Przykład pullbacku na wykresie. Źródło: platforma TradingView.
Na powyższym wykresie mamy dwa przykłady bardzo ładnych pullbacków, zarówno w ruchu spadkowym (patrzymy od lewej strony), jak i trendzie wzrostowym. Omówię najpierw sytuację oznaczone zielonymi strzałkami. Wskazują one ostatnią świecę w ruchu w impulsie spadkowym. Aby móc powiedzieć o tym, iż mamy pullback tej świecy jej high musi zostać wybite. Pullback trwa do momentu wybicia low OSR, czyli początku kreowania nowego impulsu. High OSR jest oznaczone poziomą, przerywaną linią, natomiast koniec pullbacku czerwoną kropką. Przeanalizujcie dokładnie te dwa przykłady. Przejdźmy teraz do prawej strony wykresu, gdzie mamy sytuację prowzrostową. Tutaj ostatnia świeca w ruchu wskazana jest przez czerwoną strzałkę. Aby mówić o pullbacku zwracamy uwagę na wybicie low tej świecy. o ile zostanie ono przebite mówimy wówczas o pełnym pullbacku OSR. Jakie warunki musi zatem spełnić pullback?
- wyznaczamy ostatnią świecę w impulsie,
- sprawdzamy czy jej low/high (w zależności od ruchu) zostaje wybite,
- może zostać wybite przez korpus lub knot, kolor nie ma znaczeni.
Po co nam pullback?
Jeżeli ostatnia świeca w ruchu nie ma pullbacku, nie możemy mówić o utworzenia dołka i szczytu w danym impulsie. Innymi słowy, jest to po prostu ruch w danym trendzie. W SMC zwracamy uwagę tylko na takie dołki i szczyty, które zostały przetestowane pullbackiem. Bez zrozumienia tego zjawiska nigdy nie wyznaczymy w poprawny sposób struktury trendu.
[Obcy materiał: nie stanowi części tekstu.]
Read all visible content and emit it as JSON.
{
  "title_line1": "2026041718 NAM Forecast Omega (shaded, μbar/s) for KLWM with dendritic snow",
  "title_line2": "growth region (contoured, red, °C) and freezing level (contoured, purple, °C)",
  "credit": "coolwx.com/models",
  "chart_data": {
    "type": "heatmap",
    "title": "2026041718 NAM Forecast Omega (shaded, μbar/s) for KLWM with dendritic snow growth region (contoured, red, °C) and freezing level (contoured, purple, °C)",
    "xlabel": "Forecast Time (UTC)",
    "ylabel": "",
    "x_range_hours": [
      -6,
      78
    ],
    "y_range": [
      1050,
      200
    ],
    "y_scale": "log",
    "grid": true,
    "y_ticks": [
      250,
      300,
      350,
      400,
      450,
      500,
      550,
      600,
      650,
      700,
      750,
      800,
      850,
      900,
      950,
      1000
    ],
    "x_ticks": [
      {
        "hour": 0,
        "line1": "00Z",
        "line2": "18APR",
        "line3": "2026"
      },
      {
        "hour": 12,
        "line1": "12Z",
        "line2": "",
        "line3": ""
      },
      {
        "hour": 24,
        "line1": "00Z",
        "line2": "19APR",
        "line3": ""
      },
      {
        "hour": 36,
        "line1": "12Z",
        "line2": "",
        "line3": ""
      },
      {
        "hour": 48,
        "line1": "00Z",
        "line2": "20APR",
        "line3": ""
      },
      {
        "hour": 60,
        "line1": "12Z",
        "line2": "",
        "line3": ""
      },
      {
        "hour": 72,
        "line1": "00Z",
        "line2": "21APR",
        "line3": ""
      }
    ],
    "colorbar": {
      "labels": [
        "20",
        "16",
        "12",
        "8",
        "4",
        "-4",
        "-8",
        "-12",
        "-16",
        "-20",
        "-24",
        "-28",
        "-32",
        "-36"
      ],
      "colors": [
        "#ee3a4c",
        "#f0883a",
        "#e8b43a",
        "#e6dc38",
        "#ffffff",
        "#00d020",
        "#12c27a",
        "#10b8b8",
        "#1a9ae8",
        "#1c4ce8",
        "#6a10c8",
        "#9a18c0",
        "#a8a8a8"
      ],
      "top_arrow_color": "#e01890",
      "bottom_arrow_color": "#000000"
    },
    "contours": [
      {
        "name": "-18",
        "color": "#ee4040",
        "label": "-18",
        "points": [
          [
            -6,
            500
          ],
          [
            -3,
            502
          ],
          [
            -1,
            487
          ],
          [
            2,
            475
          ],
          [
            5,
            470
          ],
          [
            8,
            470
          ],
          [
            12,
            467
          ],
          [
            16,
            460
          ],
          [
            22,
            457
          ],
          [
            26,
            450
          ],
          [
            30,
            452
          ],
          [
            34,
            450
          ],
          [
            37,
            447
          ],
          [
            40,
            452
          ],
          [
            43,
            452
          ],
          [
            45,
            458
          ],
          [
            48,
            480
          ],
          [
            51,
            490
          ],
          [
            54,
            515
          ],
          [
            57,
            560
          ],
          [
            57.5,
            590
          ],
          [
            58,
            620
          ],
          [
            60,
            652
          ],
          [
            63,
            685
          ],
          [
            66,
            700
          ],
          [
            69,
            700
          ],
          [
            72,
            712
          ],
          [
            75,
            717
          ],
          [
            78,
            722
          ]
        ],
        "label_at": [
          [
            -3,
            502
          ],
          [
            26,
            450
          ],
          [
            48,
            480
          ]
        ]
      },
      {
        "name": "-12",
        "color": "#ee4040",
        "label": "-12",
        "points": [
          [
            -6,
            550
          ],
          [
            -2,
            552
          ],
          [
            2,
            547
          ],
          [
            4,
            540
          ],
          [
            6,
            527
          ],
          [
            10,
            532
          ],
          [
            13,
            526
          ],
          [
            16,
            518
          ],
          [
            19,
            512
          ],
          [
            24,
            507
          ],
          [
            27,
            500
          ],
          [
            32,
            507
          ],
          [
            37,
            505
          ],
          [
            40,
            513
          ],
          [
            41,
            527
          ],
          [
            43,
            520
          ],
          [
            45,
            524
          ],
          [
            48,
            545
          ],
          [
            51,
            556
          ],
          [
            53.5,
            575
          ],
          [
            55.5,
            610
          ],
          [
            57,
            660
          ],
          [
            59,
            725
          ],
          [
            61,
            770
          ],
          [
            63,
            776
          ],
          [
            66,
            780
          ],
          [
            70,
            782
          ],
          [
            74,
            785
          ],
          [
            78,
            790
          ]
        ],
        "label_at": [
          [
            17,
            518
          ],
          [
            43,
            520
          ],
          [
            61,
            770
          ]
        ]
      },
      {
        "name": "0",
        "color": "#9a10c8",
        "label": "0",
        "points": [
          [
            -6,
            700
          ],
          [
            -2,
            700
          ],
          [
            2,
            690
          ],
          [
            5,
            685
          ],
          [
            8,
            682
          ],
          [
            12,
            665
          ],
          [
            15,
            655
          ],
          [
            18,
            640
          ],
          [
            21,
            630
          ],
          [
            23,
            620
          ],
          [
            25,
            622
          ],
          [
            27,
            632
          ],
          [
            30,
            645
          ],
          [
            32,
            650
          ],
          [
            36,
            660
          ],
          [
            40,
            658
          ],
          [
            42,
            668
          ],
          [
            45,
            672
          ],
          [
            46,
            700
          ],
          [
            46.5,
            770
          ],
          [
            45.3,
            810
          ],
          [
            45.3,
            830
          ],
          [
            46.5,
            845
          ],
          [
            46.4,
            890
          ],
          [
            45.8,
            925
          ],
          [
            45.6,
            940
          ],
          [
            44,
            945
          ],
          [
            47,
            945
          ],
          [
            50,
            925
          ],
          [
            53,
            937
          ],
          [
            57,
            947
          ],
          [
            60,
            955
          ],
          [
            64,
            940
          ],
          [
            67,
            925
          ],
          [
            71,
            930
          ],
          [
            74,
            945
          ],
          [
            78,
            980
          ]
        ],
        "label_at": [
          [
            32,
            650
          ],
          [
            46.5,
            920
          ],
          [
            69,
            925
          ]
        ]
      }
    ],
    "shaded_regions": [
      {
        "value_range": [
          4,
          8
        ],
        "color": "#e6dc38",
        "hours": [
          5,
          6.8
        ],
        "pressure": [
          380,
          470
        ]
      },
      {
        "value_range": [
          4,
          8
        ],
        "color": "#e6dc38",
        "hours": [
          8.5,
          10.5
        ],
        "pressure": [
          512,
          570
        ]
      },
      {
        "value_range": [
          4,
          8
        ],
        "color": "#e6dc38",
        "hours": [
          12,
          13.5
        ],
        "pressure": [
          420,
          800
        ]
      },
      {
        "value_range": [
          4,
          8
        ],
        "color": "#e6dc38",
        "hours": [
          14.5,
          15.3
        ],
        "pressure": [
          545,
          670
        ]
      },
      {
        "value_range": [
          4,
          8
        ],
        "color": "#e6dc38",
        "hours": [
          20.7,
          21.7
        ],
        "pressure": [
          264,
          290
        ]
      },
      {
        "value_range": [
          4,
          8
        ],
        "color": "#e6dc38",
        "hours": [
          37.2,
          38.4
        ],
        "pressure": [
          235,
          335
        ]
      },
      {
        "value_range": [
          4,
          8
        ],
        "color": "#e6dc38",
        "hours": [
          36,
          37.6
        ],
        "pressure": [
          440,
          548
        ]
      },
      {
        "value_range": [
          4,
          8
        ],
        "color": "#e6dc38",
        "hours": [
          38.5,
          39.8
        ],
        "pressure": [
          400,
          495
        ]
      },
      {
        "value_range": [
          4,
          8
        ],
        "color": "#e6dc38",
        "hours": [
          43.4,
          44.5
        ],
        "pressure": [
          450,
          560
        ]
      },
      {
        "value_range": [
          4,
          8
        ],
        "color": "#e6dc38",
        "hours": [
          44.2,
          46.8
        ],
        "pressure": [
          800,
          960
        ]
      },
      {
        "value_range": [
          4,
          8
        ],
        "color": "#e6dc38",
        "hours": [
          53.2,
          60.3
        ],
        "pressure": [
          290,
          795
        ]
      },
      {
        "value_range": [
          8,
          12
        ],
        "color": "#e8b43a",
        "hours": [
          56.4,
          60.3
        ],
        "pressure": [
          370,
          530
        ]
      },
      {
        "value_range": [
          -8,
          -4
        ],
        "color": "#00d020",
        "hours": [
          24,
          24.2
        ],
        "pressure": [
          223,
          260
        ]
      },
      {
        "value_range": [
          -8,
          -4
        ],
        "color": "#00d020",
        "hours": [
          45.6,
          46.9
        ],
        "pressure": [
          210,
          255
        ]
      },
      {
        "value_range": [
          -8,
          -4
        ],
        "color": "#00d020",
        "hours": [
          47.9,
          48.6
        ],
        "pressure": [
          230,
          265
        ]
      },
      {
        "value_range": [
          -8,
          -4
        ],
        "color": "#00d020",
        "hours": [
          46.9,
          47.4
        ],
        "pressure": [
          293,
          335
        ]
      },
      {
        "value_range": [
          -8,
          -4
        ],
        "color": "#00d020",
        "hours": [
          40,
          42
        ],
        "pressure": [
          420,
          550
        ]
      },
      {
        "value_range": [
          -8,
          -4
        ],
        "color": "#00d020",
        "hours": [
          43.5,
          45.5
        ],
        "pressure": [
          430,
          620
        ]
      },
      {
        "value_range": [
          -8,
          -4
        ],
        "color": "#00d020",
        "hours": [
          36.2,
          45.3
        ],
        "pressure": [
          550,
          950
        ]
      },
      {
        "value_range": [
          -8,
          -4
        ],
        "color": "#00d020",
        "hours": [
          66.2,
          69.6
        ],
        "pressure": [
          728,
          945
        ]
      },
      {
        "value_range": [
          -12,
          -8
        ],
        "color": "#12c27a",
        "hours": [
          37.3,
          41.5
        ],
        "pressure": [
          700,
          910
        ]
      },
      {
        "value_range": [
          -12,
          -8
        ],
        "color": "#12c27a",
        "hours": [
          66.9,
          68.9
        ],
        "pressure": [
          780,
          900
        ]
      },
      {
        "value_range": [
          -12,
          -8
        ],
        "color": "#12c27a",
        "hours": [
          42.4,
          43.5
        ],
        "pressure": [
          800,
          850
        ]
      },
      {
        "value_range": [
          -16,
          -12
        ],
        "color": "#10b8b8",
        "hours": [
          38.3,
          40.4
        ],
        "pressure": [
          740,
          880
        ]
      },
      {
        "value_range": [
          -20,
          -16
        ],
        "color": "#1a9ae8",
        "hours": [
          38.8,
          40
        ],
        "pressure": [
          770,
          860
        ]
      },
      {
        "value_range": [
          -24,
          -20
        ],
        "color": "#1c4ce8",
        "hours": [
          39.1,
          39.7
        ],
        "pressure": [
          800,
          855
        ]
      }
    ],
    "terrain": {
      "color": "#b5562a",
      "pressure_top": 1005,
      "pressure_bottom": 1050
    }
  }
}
Jak identyfikować poprawnie pullback na wykresie. Źródło: platforma TradingView.
Można to uprościć do grafiki powyżej. W pierwszej sytuacji oznaczonej “X” ostatnia świeca w ruchu (oznaczona zieloną strzałką) nie ma pullbacku. Jej cena high (pozioma przerywana linia) nie została przetestowana. Pomimo, iż nasze oko “widzi korektę” – te kilka zielonych świec po OSR tak faktycznie nie występuje tam z perspektywy SMC ani dołek ani szczyt w ruchu spadkowym. Przysuwając się niżej do sytuacji oznaczonej “ptaszkami” mamy ostatnią świecę w impulsie oznaczoną zieloną strzałką. Jej cena high została wybita, a impuls jest dalej kontynuowany (wybite nowe low). Tutaj doszło do pełnego pullbacku. Na takiej korekcie możemy w miejscu ceny maksymalnej wyznaczyć szczyt, a w miejscu ceny minimalnej OSR wyznaczyć dołek.